I know some churches have a party line – there was an article last week in the West about a church’s links with the liberal party and their overt promotion of them as their preferred choice. My mate attends a church that got a very strong message from the Australian Christians about why they should vote for them – and as a church were obviously nailing their colours to the mast.

I am not up for giving my support to any one group because all of them are good in their own way and flawed in their own way. And as a church I believe we are healthier for diversity than for having a party line. My ideal scenario would be to have someone who is going to vote for each of the major parties take some time on a Sunday to give us their reasons for their choice and then allow debate and questioning – kinda like our very own Q&A.

That way we get to really hear the strong and weak aspects of each group. But we won’t be having any one party take the floor to do their thing.

My take is that no one is committed to the kingdom of God as we would hope, (And I don’t think we are as committed to the kingdom of God as we would hope either…)  but that each in their own way are seeking to build a better society.

So while it might feel like a choice between stale bread and flat beer I am hopeful that we can be inspired a bit beyond that…

I haven’t made up mind yet as to who will get my vote. Last time I voted Green, as I felt their justice and environmental policies led us in a kingdom direction, even if I disagreed with their stance on some of the moral issues.  I know this choice had some people question my integrity as a Christian leader. I’m ok with that, as I knew it would happen, but I was disappointed when Bob Brown came out swinging for gay marriage as his first priority.

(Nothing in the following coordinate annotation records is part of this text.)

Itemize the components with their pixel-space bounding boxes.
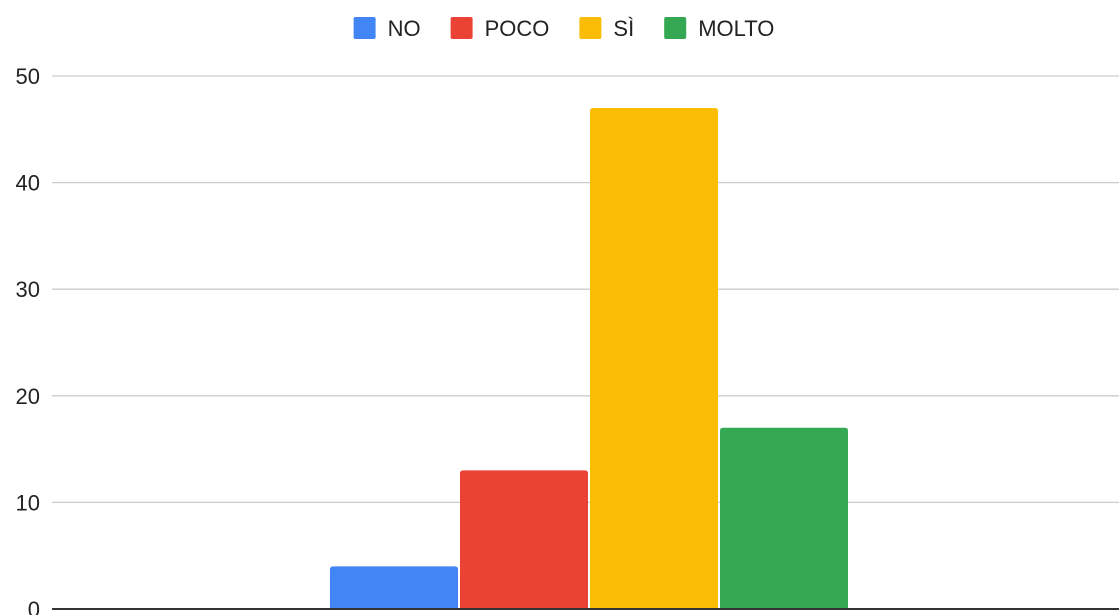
legend-label: MOLTO: [698, 16, 774, 41]
y-tick-label: 40: [16, 171, 40, 196]
bar-poco: [460, 470, 588, 609]
y-tick-label: 10: [16, 490, 40, 515]
chart-legend: NO POCO SÌ MOLTO: [353, 16, 774, 41]
y-tick-label: 30: [16, 277, 40, 302]
legend-label: NO: [388, 16, 421, 41]
y-tick-label: 0: [28, 597, 40, 615]
legend-label: SÌ: [613, 16, 634, 41]
legend-swatch-molto: [664, 17, 687, 39]
legend-swatch-poco: [450, 17, 473, 39]
bar-no: [330, 566, 458, 609]
legend-swatch-sì: [579, 17, 602, 39]
bar-sì: [590, 107, 718, 609]
y-tick-label: 20: [16, 384, 40, 409]
y-tick-label: 50: [16, 64, 40, 89]
y-axis: 0 10 20 30 40 50: [16, 64, 40, 615]
legend-swatch-no: [353, 17, 376, 39]
bar-molto: [720, 427, 848, 609]
chart-bars: [330, 107, 848, 609]
legend-label: POCO: [485, 16, 550, 41]
chart-gridlines: [52, 75, 1119, 504]
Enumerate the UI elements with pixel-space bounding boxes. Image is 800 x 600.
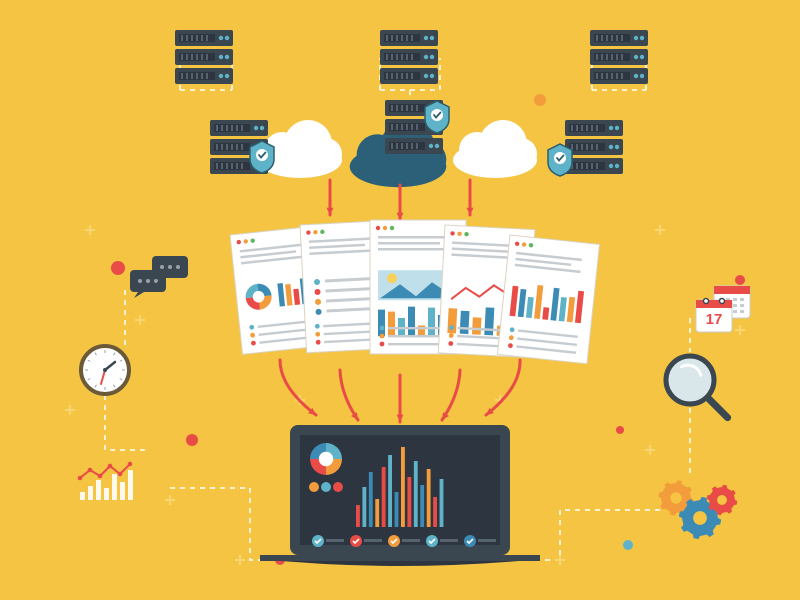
shield-check-icon xyxy=(425,101,449,133)
dot-decor xyxy=(111,261,125,275)
calendar-day-label: 17 xyxy=(706,311,723,328)
dot-decor xyxy=(623,540,633,550)
infographic-canvas: 17 xyxy=(0,0,800,600)
dot-decor xyxy=(534,94,546,106)
server-stack-icon xyxy=(380,30,438,84)
dot-decor xyxy=(735,275,745,285)
dot-decor xyxy=(616,426,624,434)
server-stack-icon xyxy=(565,120,623,174)
clock-icon xyxy=(81,346,129,394)
shield-check-icon xyxy=(250,141,274,173)
report-document-icon xyxy=(497,235,599,364)
laptop-dashboard-icon xyxy=(260,425,540,566)
server-stack-icon xyxy=(590,30,648,84)
dot-decor xyxy=(186,434,198,446)
server-stack-icon xyxy=(175,30,233,84)
shield-check-icon xyxy=(548,144,572,176)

This time I am puzzled. The asylum seeker question is a significant justice issue and I had hoped Kev would be as good as his word and the do the right thing here, but clearly too many votes are at stake. He has really caved in. Clearly Abbott has no time for them, but at least he has been up front from the get go. The CDP and Australian Christians probably need to have another read of the Bible quite frankly, while the Greens are much more open and compassionate.

Anyway, my hope is that as a Christian community we will take the time, make the effort and use our brains to reach a sensible vote, given that no choice is perfect.

7 thoughts on “Flat Beer or Stale Bread?

  1. great post mate. want to start a political part with me? I was thinking disgust with our political leaders was a poor reason to get into politics. but then I thought, ‘actually, its a fine reason!’
    I don’t think I am serious about entering politics. but I am serious about being disgusted.

  2. It is not a good look that the conservative Christians with near-identical policies (at least compared to the whole political landscape) have divided into separate parties. Just like the history of protestantism itself.

  3. Hamo,

    again your wisdom shines through. I have taken the liberty of giving you a good wrap and posting a link to your post.


  4. The ‘vote-compass’ site was a good way of answering some of the questions you posed, and places people on a graph which shows which ‘flavour’ of politics they are likely to agree with… even if there are topics that the party in that quadrant do ‘wrong’ according to your own internal voice.

    • Yeah toddy – I found it pretty accurate but I didn’t have an opinion on everything – some of it I have no idea about!